Com histórias escritas no estilo genuinamente rodrigueano - com muita traição , morte , adultério , drama e deturpações do comportamento humano - ninguém desconfiava que Suzana na verdade era Nelson e apenas alguns poucos funcionários do setor do jornal onde ele trabalhava sabiam disso . E por que o pseudônimo ? Pelo fato de Nelson a princípio não querer escrever aquela coluna e a tal Suzana Flag era uma suposta escritora estrangeira , o que atrairia o interesse do público . Para a surpresa de todos , as histórias de Suzana Flag triplicaram as tiragens de O Jornal e passaram também a ser publicadas em outros jornais que integravam os Diários Associados . O sucesso foi tão estrondoso que Nelson iniciou naquele mesmo ano de 1944 um novo folhetim chamado ESCRAVAS DO AMOR , em 1946 escreveu uma autobiografia de Suzana Flag , cuja "história de vida " era tão dramática e intensa quanto as histórias que contava e até 1953 Nelson escreveu mais 3 folhetins - NÚPCIAS DE FOGO , O HOMEM PROIBIDO e A MENTIRA - que mais tarde transformaram-se em livros . O surpreendente sucesso das histórias da fictícia Suzana Flag deram gás a um gênero literário que andava um tanto esquecido ; O FOLHETIM . Surgido nos jornais da França , no século 19 , traz histórias divididas em capítulos , com um tipo de narrativa ágil e que prende o leitor e são uma consequência do próprio desenvolvimento do JORNALISMO : de uma atividade exercida por escritores , poetas e bacharéis para um restrito grupo de pessoas letradas , o Jornalismo tornou-se uma atividade profissional , um meio de comunicação de massa e os folhetins foram uma maneira encontrada de aumentar esse público ; sendo que as radionovelas , as tão populares telenovelas e os livros de romance policial são " filhotes " dos folhetins . Na crônica de hoje HILTON GORRESEN revela o seu lado de dramaturgo , e como não poderia deixar de ser , toda história escrita por ele tem que ter muito bom humor ! CONFIRA E DIVIRTA-SE :
" – Me dá esse documento, desgraçado!
– Só se for por cima do meu cadáver.
– Pois é isso mesmo que pretendo fazer.
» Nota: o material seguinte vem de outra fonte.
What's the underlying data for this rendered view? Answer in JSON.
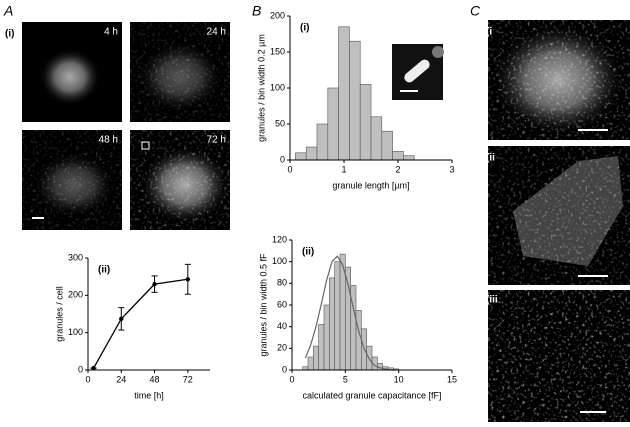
{
  "panels": {
    "A": "A",
    "B": "B",
    "C": "C"
  },
  "images": {
    "a_i": "(i)",
    "a_4h": "4 h",
    "a_24h": "24 h",
    "a_48h": "48 h",
    "a_72h": "72 h",
    "c_i": "(i",
    "c_ii": "(ii",
    "c_iii": "(iii"
  },
  "chart_data": [
    {
      "type": "line",
      "title": "(ii)",
      "xlabel": "time [h]",
      "ylabel": "granules / cell",
      "x": [
        4,
        24,
        48,
        72
      ],
      "values": [
        5,
        137,
        230,
        243
      ],
      "errors": [
        0,
        30,
        22,
        40
      ],
      "color": "#000000",
      "xlim": [
        0,
        88
      ],
      "xticks": [
        0,
        24,
        48,
        72
      ],
      "ylim": [
        0,
        300
      ],
      "yticks": [
        0,
        100,
        200,
        300
      ]
    },
    {
      "type": "histogram",
      "title": "(i)",
      "xlabel": "granule length [µm]",
      "ylabel": "granules / bin width 0.2 µm",
      "bins": [
        0.1,
        0.3,
        0.5,
        0.7,
        0.9,
        1.1,
        1.3,
        1.5,
        1.7,
        1.9,
        2.1,
        2.3
      ],
      "values": [
        10,
        18,
        50,
        100,
        185,
        165,
        105,
        60,
        40,
        12,
        6
      ],
      "color": "#bfbfbf",
      "xlim": [
        0,
        3
      ],
      "xticks": [
        0,
        1,
        2,
        3
      ],
      "ylim": [
        0,
        200
      ],
      "yticks": [
        0,
        50,
        100,
        150,
        200
      ]
    },
    {
      "type": "histogram",
      "title": "(ii)",
      "xlabel": "calculated granule capacitance [fF]",
      "ylabel": "granules / bin width 0.5 fF",
      "bins": [
        1,
        1.5,
        2,
        2.5,
        3,
        3.5,
        4,
        4.5,
        5,
        5.5,
        6,
        6.5,
        7,
        7.5,
        8,
        8.5,
        9,
        9.5,
        10
      ],
      "values": [
        3,
        12,
        22,
        42,
        60,
        85,
        100,
        107,
        95,
        78,
        55,
        38,
        22,
        12,
        6,
        3,
        2,
        1
      ],
      "color": "#bfbfbf",
      "line": {
        "x": [
          1.25,
          1.75,
          2.25,
          2.75,
          3.25,
          3.75,
          4.25,
          4.75,
          5.25,
          5.75,
          6.25,
          6.75,
          7.25,
          7.75,
          8.25,
          8.75,
          9.25,
          9.75
        ],
        "values": [
          11,
          23,
          40,
          61,
          83,
          100,
          105,
          97,
          79,
          57,
          36,
          20,
          10,
          4,
          2,
          1,
          0,
          0
        ],
        "color": "#666666"
      },
      "xlim": [
        0,
        15
      ],
      "xticks": [
        0,
        5,
        10,
        15
      ],
      "ylim": [
        0,
        120
      ],
      "yticks": [
        0,
        20,
        40,
        60,
        80,
        100,
        120
      ]
    }
  ]
}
Me dá o documento!
– Não posso. Ele só deve ser descoberto no final.
– E o que ele tem de tão importante assim?
O outro adota um ar de importância:
– Você não sabe? É uma carta da mãe Dolores declarando que Albertinho é filho da freira Maria Helena e neto do barão de Monteverde.
– E o que aconteceu com o tal Albertinho, neto do barão?
– Foi criado pela mãe Dolores, uma antiga escrava.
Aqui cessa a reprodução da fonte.